Taijul Islam finished the 2nd Test against South Africa with a 5-wicket haul and 9 wickets in the match.
Since the lockdown, he has picked up 30 wickets in 6 games. There are three 5-wicket hauls and a further two four-wicket hauls in these 10 innings. His strike rates are a bit high because of relentless long spells. But he has averaged 37.23 in those games which is a testament to his improvement.
He probably is the most consistent performer for Bangladesh in Tests in recent times.
Yet, this was his 3rd game only in the last 12 months when the Tigers have played a total of 7 Tests. That means, he could only play less than 50 per cent games with that consistency.
The on book reason for this is that Bangladesh played 5 of these Tests in away conditions where seamers can offer a lot.
As a result, Bangladesh chose to go with more pacers than spinners, resulting in Taijul being dropped.
One might find this unreasonable. Australia keeps Nathan Lyon in the XI no matter what the condition is. The same goes with Mitchell Santner for New Zealand, Jack Leach for England, Keshav Maharaj for South Africa, and Yasir Shah for Pakistan. And they maintain their 3-4 seamers strategy as well.

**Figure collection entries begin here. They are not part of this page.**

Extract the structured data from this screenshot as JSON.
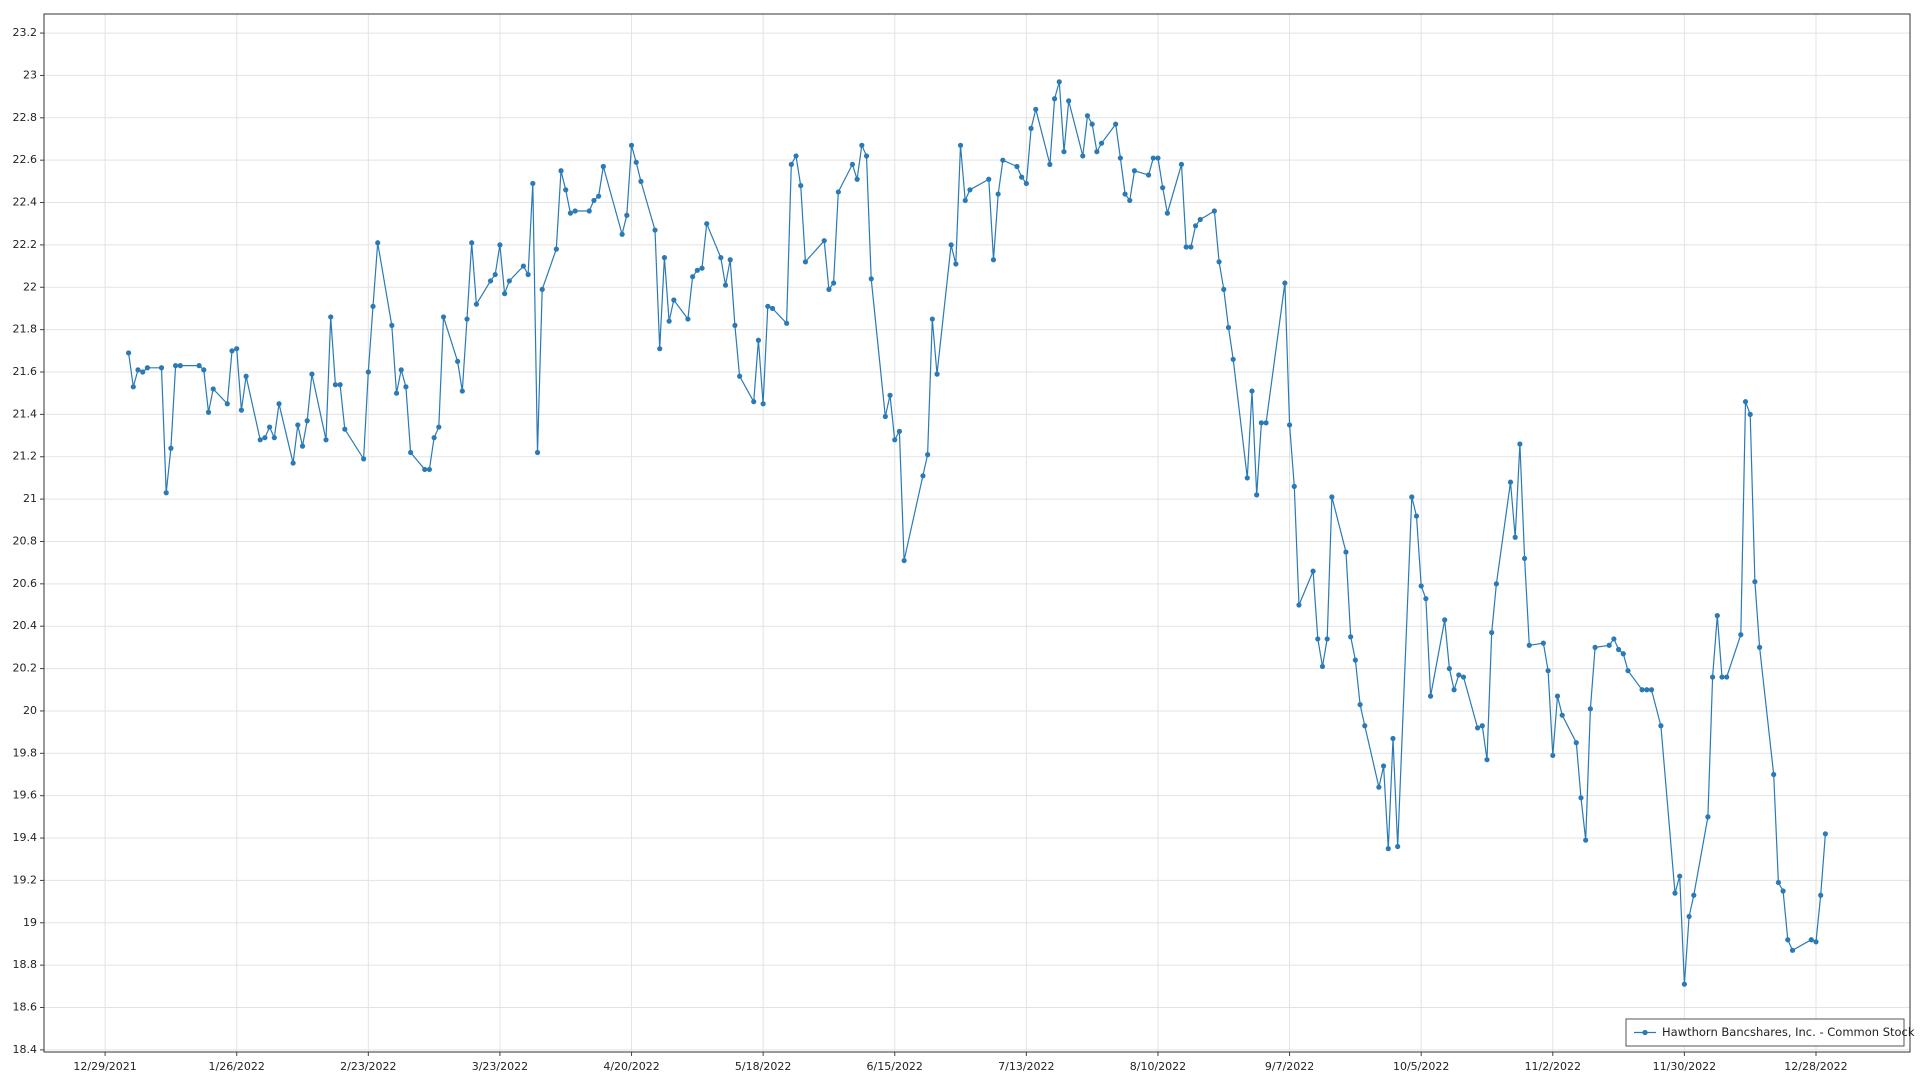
{
  "chart_data": {
    "type": "line",
    "x": [
      "1/3/2022",
      "1/4/2022",
      "1/5/2022",
      "1/6/2022",
      "1/7/2022",
      "1/10/2022",
      "1/11/2022",
      "1/12/2022",
      "1/13/2022",
      "1/14/2022",
      "1/18/2022",
      "1/19/2022",
      "1/20/2022",
      "1/21/2022",
      "1/24/2022",
      "1/25/2022",
      "1/26/2022",
      "1/27/2022",
      "1/28/2022",
      "1/31/2022",
      "2/1/2022",
      "2/2/2022",
      "2/3/2022",
      "2/4/2022",
      "2/7/2022",
      "2/8/2022",
      "2/9/2022",
      "2/10/2022",
      "2/11/2022",
      "2/14/2022",
      "2/15/2022",
      "2/16/2022",
      "2/17/2022",
      "2/18/2022",
      "2/22/2022",
      "2/23/2022",
      "2/24/2022",
      "2/25/2022",
      "2/28/2022",
      "3/1/2022",
      "3/2/2022",
      "3/3/2022",
      "3/4/2022",
      "3/7/2022",
      "3/8/2022",
      "3/9/2022",
      "3/10/2022",
      "3/11/2022",
      "3/14/2022",
      "3/15/2022",
      "3/16/2022",
      "3/17/2022",
      "3/18/2022",
      "3/21/2022",
      "3/22/2022",
      "3/23/2022",
      "3/24/2022",
      "3/25/2022",
      "3/28/2022",
      "3/29/2022",
      "3/30/2022",
      "3/31/2022",
      "4/1/2022",
      "4/4/2022",
      "4/5/2022",
      "4/6/2022",
      "4/7/2022",
      "4/8/2022",
      "4/11/2022",
      "4/12/2022",
      "4/13/2022",
      "4/14/2022",
      "4/18/2022",
      "4/19/2022",
      "4/20/2022",
      "4/21/2022",
      "4/22/2022",
      "4/25/2022",
      "4/26/2022",
      "4/27/2022",
      "4/28/2022",
      "4/29/2022",
      "5/2/2022",
      "5/3/2022",
      "5/4/2022",
      "5/5/2022",
      "5/6/2022",
      "5/9/2022",
      "5/10/2022",
      "5/11/2022",
      "5/12/2022",
      "5/13/2022",
      "5/16/2022",
      "5/17/2022",
      "5/18/2022",
      "5/19/2022",
      "5/20/2022",
      "5/23/2022",
      "5/24/2022",
      "5/25/2022",
      "5/26/2022",
      "5/27/2022",
      "5/31/2022",
      "6/1/2022",
      "6/2/2022",
      "6/3/2022",
      "6/6/2022",
      "6/7/2022",
      "6/8/2022",
      "6/9/2022",
      "6/10/2022",
      "6/13/2022",
      "6/14/2022",
      "6/15/2022",
      "6/16/2022",
      "6/17/2022",
      "6/21/2022",
      "6/22/2022",
      "6/23/2022",
      "6/24/2022",
      "6/27/2022",
      "6/28/2022",
      "6/29/2022",
      "6/30/2022",
      "7/1/2022",
      "7/5/2022",
      "7/6/2022",
      "7/7/2022",
      "7/8/2022",
      "7/11/2022",
      "7/12/2022",
      "7/13/2022",
      "7/14/2022",
      "7/15/2022",
      "7/18/2022",
      "7/19/2022",
      "7/20/2022",
      "7/21/2022",
      "7/22/2022",
      "7/25/2022",
      "7/26/2022",
      "7/27/2022",
      "7/28/2022",
      "7/29/2022",
      "8/1/2022",
      "8/2/2022",
      "8/3/2022",
      "8/4/2022",
      "8/5/2022",
      "8/8/2022",
      "8/9/2022",
      "8/10/2022",
      "8/11/2022",
      "8/12/2022",
      "8/15/2022",
      "8/16/2022",
      "8/17/2022",
      "8/18/2022",
      "8/19/2022",
      "8/22/2022",
      "8/23/2022",
      "8/24/2022",
      "8/25/2022",
      "8/26/2022",
      "8/29/2022",
      "8/30/2022",
      "8/31/2022",
      "9/1/2022",
      "9/2/2022",
      "9/6/2022",
      "9/7/2022",
      "9/8/2022",
      "9/9/2022",
      "9/12/2022",
      "9/13/2022",
      "9/14/2022",
      "9/15/2022",
      "9/16/2022",
      "9/19/2022",
      "9/20/2022",
      "9/21/2022",
      "9/22/2022",
      "9/23/2022",
      "9/26/2022",
      "9/27/2022",
      "9/28/2022",
      "9/29/2022",
      "9/30/2022",
      "10/3/2022",
      "10/4/2022",
      "10/5/2022",
      "10/6/2022",
      "10/7/2022",
      "10/10/2022",
      "10/11/2022",
      "10/12/2022",
      "10/13/2022",
      "10/14/2022",
      "10/17/2022",
      "10/18/2022",
      "10/19/2022",
      "10/20/2022",
      "10/21/2022",
      "10/24/2022",
      "10/25/2022",
      "10/26/2022",
      "10/27/2022",
      "10/28/2022",
      "10/31/2022",
      "11/1/2022",
      "11/2/2022",
      "11/3/2022",
      "11/4/2022",
      "11/7/2022",
      "11/8/2022",
      "11/9/2022",
      "11/10/2022",
      "11/11/2022",
      "11/14/2022",
      "11/15/2022",
      "11/16/2022",
      "11/17/2022",
      "11/18/2022",
      "11/21/2022",
      "11/22/2022",
      "11/23/2022",
      "11/25/2022",
      "11/28/2022",
      "11/29/2022",
      "11/30/2022",
      "12/1/2022",
      "12/2/2022",
      "12/5/2022",
      "12/6/2022",
      "12/7/2022",
      "12/8/2022",
      "12/9/2022",
      "12/12/2022",
      "12/13/2022",
      "12/14/2022",
      "12/15/2022",
      "12/16/2022",
      "12/19/2022",
      "12/20/2022",
      "12/21/2022",
      "12/22/2022",
      "12/23/2022",
      "12/27/2022",
      "12/28/2022",
      "12/29/2022",
      "12/30/2022"
    ],
    "series": [
      {
        "name": "Hawthorn Bancshares, Inc. - Common Stock",
        "color": "#2a7ab5",
        "values": [
          21.69,
          21.53,
          21.61,
          21.6,
          21.62,
          21.62,
          21.03,
          21.24,
          21.63,
          21.63,
          21.63,
          21.61,
          21.41,
          21.52,
          21.45,
          21.7,
          21.71,
          21.42,
          21.58,
          21.28,
          21.29,
          21.34,
          21.29,
          21.45,
          21.17,
          21.35,
          21.25,
          21.37,
          21.59,
          21.28,
          21.86,
          21.54,
          21.54,
          21.33,
          21.19,
          21.6,
          21.91,
          22.21,
          21.82,
          21.5,
          21.61,
          21.53,
          21.22,
          21.14,
          21.14,
          21.29,
          21.34,
          21.86,
          21.65,
          21.51,
          21.85,
          22.21,
          21.92,
          22.03,
          22.06,
          22.2,
          21.97,
          22.03,
          22.1,
          22.06,
          22.49,
          21.22,
          21.99,
          22.18,
          22.55,
          22.46,
          22.35,
          22.36,
          22.36,
          22.41,
          22.43,
          22.57,
          22.25,
          22.34,
          22.67,
          22.59,
          22.5,
          22.27,
          21.71,
          22.14,
          21.84,
          21.94,
          21.85,
          22.05,
          22.08,
          22.09,
          22.3,
          22.14,
          22.01,
          22.13,
          21.82,
          21.58,
          21.46,
          21.75,
          21.45,
          21.91,
          21.9,
          21.83,
          22.58,
          22.62,
          22.48,
          22.12,
          22.22,
          21.99,
          22.02,
          22.45,
          22.58,
          22.51,
          22.67,
          22.62,
          22.04,
          21.39,
          21.49,
          21.28,
          21.32,
          20.71,
          21.11,
          21.21,
          21.85,
          21.59,
          22.2,
          22.11,
          22.67,
          22.41,
          22.46,
          22.51,
          22.13,
          22.44,
          22.6,
          22.57,
          22.52,
          22.49,
          22.75,
          22.84,
          22.58,
          22.89,
          22.97,
          22.64,
          22.88,
          22.62,
          22.81,
          22.77,
          22.64,
          22.68,
          22.77,
          22.61,
          22.44,
          22.41,
          22.55,
          22.53,
          22.61,
          22.61,
          22.47,
          22.35,
          22.58,
          22.19,
          22.19,
          22.29,
          22.32,
          22.36,
          22.12,
          21.99,
          21.81,
          21.66,
          21.1,
          21.51,
          21.02,
          21.36,
          21.36,
          22.02,
          21.35,
          21.06,
          20.5,
          20.66,
          20.34,
          20.21,
          20.34,
          21.01,
          20.75,
          20.35,
          20.24,
          20.03,
          19.93,
          19.64,
          19.74,
          19.35,
          19.87,
          19.36,
          21.01,
          20.92,
          20.59,
          20.53,
          20.07,
          20.43,
          20.2,
          20.1,
          20.17,
          20.16,
          19.92,
          19.93,
          19.77,
          20.37,
          20.6,
          21.08,
          20.82,
          21.26,
          20.72,
          20.31,
          20.32,
          20.19,
          19.79,
          20.07,
          19.98,
          19.85,
          19.59,
          19.39,
          20.01,
          20.3,
          20.31,
          20.34,
          20.29,
          20.27,
          20.19,
          20.1,
          20.1,
          20.1,
          19.93,
          19.14,
          19.22,
          18.71,
          19.03,
          19.13,
          19.5,
          20.16,
          20.45,
          20.16,
          20.16,
          20.36,
          21.46,
          21.4,
          20.61,
          20.3,
          19.7,
          19.19,
          19.15,
          18.92,
          18.87,
          18.92,
          18.91,
          19.13,
          19.42
        ]
      }
    ],
    "xlim": [
      "12/16/2021",
      "1/17/2023"
    ],
    "xticks": [
      "12/29/2021",
      "1/26/2022",
      "2/23/2022",
      "3/23/2022",
      "4/20/2022",
      "5/18/2022",
      "6/15/2022",
      "7/13/2022",
      "8/10/2022",
      "9/7/2022",
      "10/5/2022",
      "11/2/2022",
      "11/30/2022",
      "12/28/2022"
    ],
    "ylim": [
      18.39,
      23.29
    ],
    "yticks": [
      18.4,
      18.6,
      18.8,
      19,
      19.2,
      19.4,
      19.6,
      19.8,
      20,
      20.2,
      20.4,
      20.6,
      20.8,
      21,
      21.2,
      21.4,
      21.6,
      21.8,
      22,
      22.2,
      22.4,
      22.6,
      22.8,
      23,
      23.2
    ],
    "grid": true,
    "legend": "lower right"
  }
}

Apparently, there is no strong reason for a team to sacrifice their best spinner, at least a spinner in such a great form.

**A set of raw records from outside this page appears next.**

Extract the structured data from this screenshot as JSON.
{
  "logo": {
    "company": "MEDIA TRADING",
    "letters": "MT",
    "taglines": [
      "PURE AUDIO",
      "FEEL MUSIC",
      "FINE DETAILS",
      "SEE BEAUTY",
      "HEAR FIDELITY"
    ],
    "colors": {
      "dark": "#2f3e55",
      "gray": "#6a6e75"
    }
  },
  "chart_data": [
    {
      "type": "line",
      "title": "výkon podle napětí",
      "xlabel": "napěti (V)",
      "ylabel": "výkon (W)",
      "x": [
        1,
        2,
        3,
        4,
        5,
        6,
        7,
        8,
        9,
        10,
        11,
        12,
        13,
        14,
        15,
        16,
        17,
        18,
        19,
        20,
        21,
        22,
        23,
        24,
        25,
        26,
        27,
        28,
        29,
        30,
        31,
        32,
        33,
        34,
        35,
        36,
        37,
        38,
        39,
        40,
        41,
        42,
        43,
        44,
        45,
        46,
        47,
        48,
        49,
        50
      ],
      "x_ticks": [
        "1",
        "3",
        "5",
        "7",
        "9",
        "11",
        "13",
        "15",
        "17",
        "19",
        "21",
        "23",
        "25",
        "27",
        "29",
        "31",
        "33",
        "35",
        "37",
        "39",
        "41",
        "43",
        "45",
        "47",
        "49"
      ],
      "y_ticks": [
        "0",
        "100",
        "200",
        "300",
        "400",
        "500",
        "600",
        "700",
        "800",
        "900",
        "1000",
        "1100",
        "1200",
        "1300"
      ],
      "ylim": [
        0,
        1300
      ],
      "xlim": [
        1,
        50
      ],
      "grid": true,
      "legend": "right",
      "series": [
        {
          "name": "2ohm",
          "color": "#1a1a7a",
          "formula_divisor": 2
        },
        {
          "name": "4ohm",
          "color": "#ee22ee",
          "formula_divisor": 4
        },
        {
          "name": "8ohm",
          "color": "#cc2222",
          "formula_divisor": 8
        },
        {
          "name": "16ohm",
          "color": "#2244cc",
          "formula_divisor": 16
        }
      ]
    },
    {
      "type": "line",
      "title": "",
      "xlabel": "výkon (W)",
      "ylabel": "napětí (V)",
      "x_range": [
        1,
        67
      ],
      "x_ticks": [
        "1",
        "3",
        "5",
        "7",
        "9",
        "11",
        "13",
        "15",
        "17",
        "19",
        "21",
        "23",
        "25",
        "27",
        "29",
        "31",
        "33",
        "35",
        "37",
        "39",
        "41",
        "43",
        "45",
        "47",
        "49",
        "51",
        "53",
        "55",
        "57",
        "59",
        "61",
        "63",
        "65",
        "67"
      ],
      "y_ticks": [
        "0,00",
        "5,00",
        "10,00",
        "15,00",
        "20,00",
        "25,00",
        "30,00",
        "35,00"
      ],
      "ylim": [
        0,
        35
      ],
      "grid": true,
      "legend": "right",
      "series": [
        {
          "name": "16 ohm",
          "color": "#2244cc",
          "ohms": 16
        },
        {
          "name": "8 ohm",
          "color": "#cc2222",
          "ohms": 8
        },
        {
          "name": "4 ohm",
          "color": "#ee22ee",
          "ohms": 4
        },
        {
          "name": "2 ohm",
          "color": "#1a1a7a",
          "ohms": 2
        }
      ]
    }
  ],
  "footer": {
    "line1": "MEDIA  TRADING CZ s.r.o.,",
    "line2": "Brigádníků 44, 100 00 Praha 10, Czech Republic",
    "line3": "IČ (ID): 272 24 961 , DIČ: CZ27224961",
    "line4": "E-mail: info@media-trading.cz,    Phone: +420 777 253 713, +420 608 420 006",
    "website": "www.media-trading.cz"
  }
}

For Bangladesh, the problem actually lies in the defensive mindset of the team. Over the years, Bangladesh have nourished an unhealthy obsession with fielding only 4 bowlers in the XI.
Regardless of home or away conditions, Bangladesh go with 4 bowlers. This strategy has been brutally exposed after Shakib Al Hasan's frequent absence in Tests.
The excuse that the team management gives is that Shakib is the fifth bowler, and due to his absence, the team finds it difficult to create the right formation.
This excuse doesn’t make much sense as an all-rounder should be replaced by an all-rounder if you want to stick to your original team formation. In no way you can bring a batter to replace an absent all-rounder and then put forward that excuse.
At the same time, Miraz has already established himself as a dependable bowler and has developed as a batter in recent times. He might deliver more if brought higher up the order.
Somehow Bangladesh is reluctant to do that which compromises Taijul’s spot in the playing XI.
Because Bangladesh picks four bowlers - three pacers and a spinner, Miraz is picked ahead of Taijul as Miraj can bat. Put simply, Bangladesh want to play with 8 batters which is an ultimate defensive approach and shows a lack of confidence in the batting lineup.
When all the big Test-playing nations are putting more and more effort into strengthening their bowling lineup, it is pointless to even argue for the fact that Bangladesh play 4 bowlers. Such a defensive mentality will certainly take Bangladesh nowhere in the longer version of cricket.